Because health insurance is often provided via employers, employers frame the issue as a benefit to employees. Benefits are supposed to be “free” so employers do everything they can to obfuscate the real costs to employees.
But, the real costs for people means, because of the massive increase in the cost of health insurance and your contribution to your monthly premiums and deductibles over the last decade, your net take home pay has decreased despite a raise in your salary.
And then health policy folks are worried, rightly so, that, if doctors are too expensive, people won’t get care and put things off until they’re more serious, more expensive, and more deadly. So, they’re doing everything they can to help the employers and the insurance companies obfuscate first dollar cost as much as possible. They couldn’t bear to see a poor person have to pay $1,000 for an office visit but they’re failing to ask themselves why in the hell is that office visit $1,000 in the first place?
Co-pays and co-insurance are the insurance industry’s answer to making healthcare affordable. But that just means the cost of going to the doctor vs. the cost of receiving care are disconnected. You’ve already gotten the care and then weeks later you get billed for it. And most of the time, people simply don’t pay the bills (only 20–30% of those bills are actually collected later). Splitting up value and payment leads to massive collection problems. So, co-pays aren’t the answer. That money has to be made up somewhere no?
But there’s a bigger problem here. Employers, insurance companies, and health policy wonks are too busy obfuscating the real costs of care and not admitting to themselves that the care is what’s broken. Fix the process and payment of basic care, incentivize innovation, and drive the cost of care down to the point where we don’t have to obfuscate costs because almost instantly accessible primary care can be delivered for a tiny fraction of today’s massively inflated costs. Everyday basic primary care for everyone is bundled into the costs of $2 million ICU stays for one person. That $2M ICU stay is equivalent to 7,000 urgent care visits for the rest of us.
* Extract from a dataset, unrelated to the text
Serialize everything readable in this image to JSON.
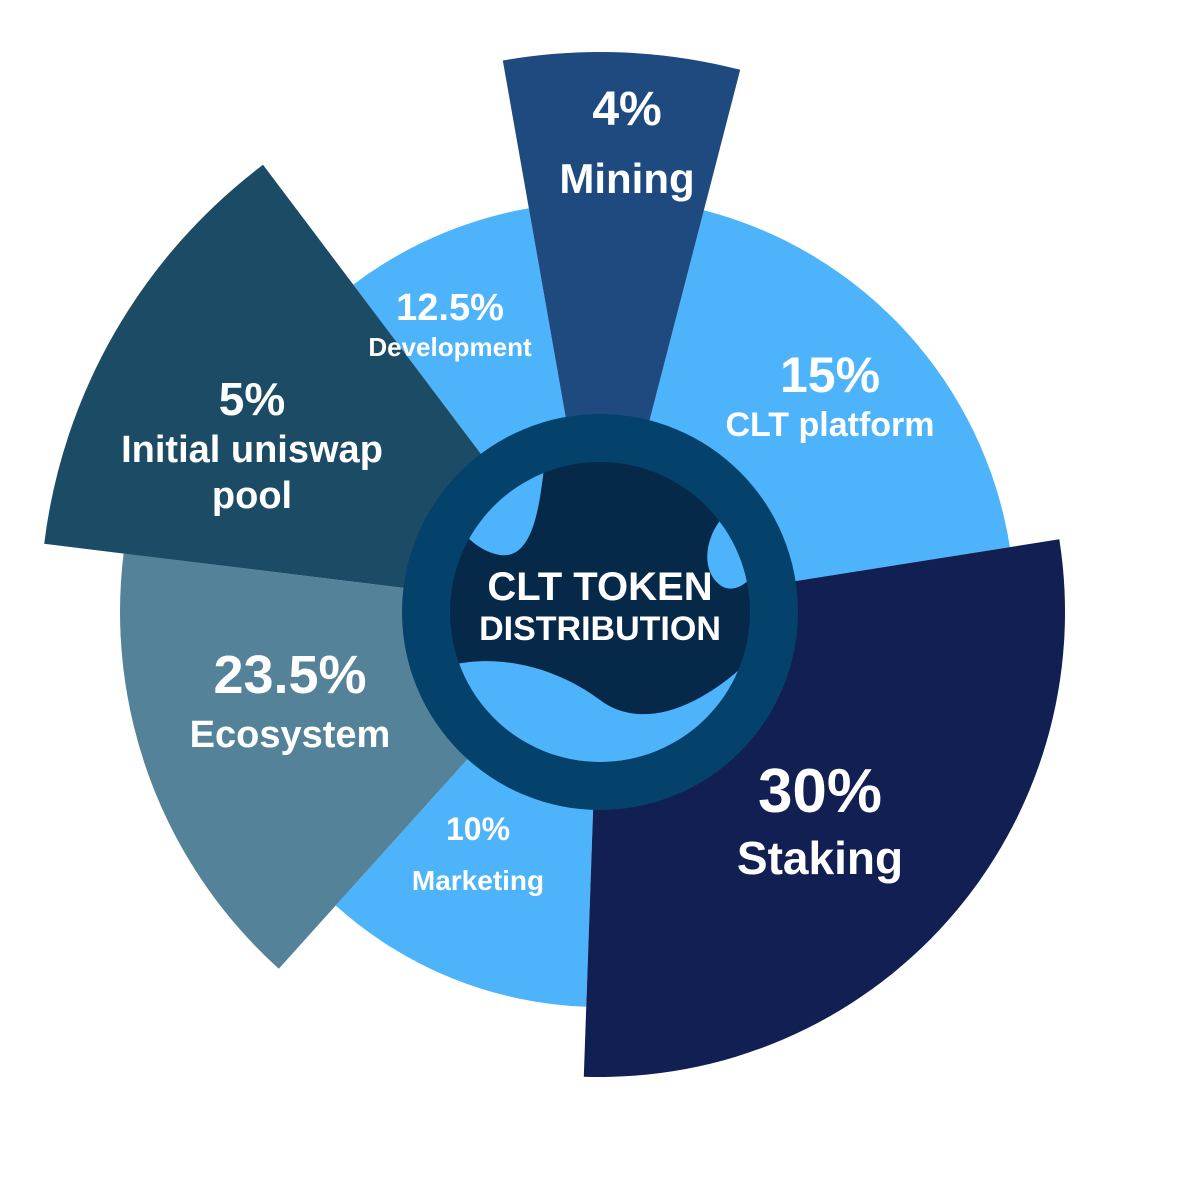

They are two separate markedly different things with separate business models and health problems to be solved. Split them up. One’s a service for 90% of us who don’t need the ICU and this should compete on accessibility, quality, and cost. And the other is a complicated service for the 10% of us who need highly specialized, intensive care.
That literally means 90% of us could have the best healthcare system around for the vast majority of our needs. And then the 10% of us who need complicated care should be 100% protected from financial ruin with care delivered by a system of specialists for a fixed price for each person.
Single payer won’t fix anything if we’re paying for the same old thing. We need two systems. One that competes on experience and cost. And the other that competes on fixing super complicated health situations for a fixed cost.Unhealthy people should no longer be looked at as cash cows. Hospitals literally salivate over people in their last few months of life. Where do you think their revenue comes from?